CYBG trading on course for Q3 but mortgage lending under pressure
Clydesdale Bank and Yorkshire Bank owner CYBG has confirmed in its latest results that trading in the three months to 30 June 2018 has been in line with the lender’s board’s expectations and its all-share offer for Virgin Money continues to progress as planned.
The takeover is expected to be completed by the end of this year, the board said, and the groupo’s sustainable balance sheet saw growth despite a competitive environment.
Year-to-date mortgage growth was 3.8 per cent (9 months annualised) to £24.2 billion.
But as CYBG warned at the start of the year, reduced Q3 mortgage drawdowns were felt due to lower applications in Q2.

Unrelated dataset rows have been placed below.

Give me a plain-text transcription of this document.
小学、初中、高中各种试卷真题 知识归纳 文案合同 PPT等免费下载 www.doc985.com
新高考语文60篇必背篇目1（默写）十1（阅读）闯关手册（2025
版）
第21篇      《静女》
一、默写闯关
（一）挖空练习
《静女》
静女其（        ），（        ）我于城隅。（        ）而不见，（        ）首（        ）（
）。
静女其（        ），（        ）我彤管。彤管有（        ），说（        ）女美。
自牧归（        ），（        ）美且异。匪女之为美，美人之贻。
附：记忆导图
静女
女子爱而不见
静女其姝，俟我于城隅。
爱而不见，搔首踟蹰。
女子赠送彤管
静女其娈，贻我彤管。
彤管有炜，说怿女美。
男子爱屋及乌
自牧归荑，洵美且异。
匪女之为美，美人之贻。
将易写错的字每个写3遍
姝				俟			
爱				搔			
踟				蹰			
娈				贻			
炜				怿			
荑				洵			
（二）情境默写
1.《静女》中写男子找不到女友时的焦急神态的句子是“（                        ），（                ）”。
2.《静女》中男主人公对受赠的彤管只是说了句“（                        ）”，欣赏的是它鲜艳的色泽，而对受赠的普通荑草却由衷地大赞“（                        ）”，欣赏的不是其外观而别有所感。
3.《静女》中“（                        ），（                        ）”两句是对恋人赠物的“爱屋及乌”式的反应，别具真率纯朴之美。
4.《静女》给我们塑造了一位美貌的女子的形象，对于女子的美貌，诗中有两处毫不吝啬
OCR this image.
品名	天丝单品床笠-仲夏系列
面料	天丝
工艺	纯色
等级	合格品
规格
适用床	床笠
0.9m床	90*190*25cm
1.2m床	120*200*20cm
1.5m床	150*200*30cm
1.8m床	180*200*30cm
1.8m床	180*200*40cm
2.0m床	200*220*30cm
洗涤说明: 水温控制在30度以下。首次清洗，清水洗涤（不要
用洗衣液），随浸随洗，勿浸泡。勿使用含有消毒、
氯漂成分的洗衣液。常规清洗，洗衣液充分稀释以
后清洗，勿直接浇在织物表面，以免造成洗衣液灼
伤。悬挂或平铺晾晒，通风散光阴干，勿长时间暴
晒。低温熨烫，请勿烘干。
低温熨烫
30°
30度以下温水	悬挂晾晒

This trend is expected to continue, with FY18 mortgage growth expected to be at lower end of guidance range.
Core SME growth was 4.7 per cent with £420 million of gross loans and facilities written in Q3.
Deposit balance growth was 4.5 per cent managed in line with asset growth.
David Duffy, chief executive officer of CYBG, said: “We have delivered another solid performance this quarter, achieving sustainable lending and deposit growth in a highly competitive market while maintaining a stable net interest margin and delivering further cost and process efficiencies in the business. We remain on track to deliver our guidance for FY18..
“Our position as one of the UK’s leading digital banks continues to strengthen: in May we launched our fully API-enabled account aggregation for customers and this month we announced a new innovative partnership with PayPal underlining our ability to work with tech players large and small to deliver new and convenient services for customers.
“The economic and political environment in the UK remains uncertain, but we remain focused on delivering our strategic objectives and capturing further growth opportunities. This includes the RBS Alternative Remedies Scheme where we plan to play a significant role following confirmation of the scheme timetable.
“We continue to expect our recommended all-share offer for Virgin Money to complete in calendar Q4 2018, subject to shareholder and regulatory approvals, creating the UK’s first true national competitor to the status quo.”
John Moore, senior investment manager at Brewin Dolphin Edinburgh, said: “Although CYBG’s results highlight some Net Interest Margin pressure, they more importantly show the bank’s story is more about growth in its book and cost savings. The third quarter results show sustainable growth, with further cost and process efficiencies, and encouragingly the bank is firmly focused on strategic delivery to capture future growth opportunities.
“In essence, CYBG is an ‘old bank’ that has been whipped into challenger-bank shape by its current management, following its de-merger from NAB. CYBG, along with Virgin, has been one of the best performing banks in the UK and the forthcoming merger should accelerate and enhances its prospects.”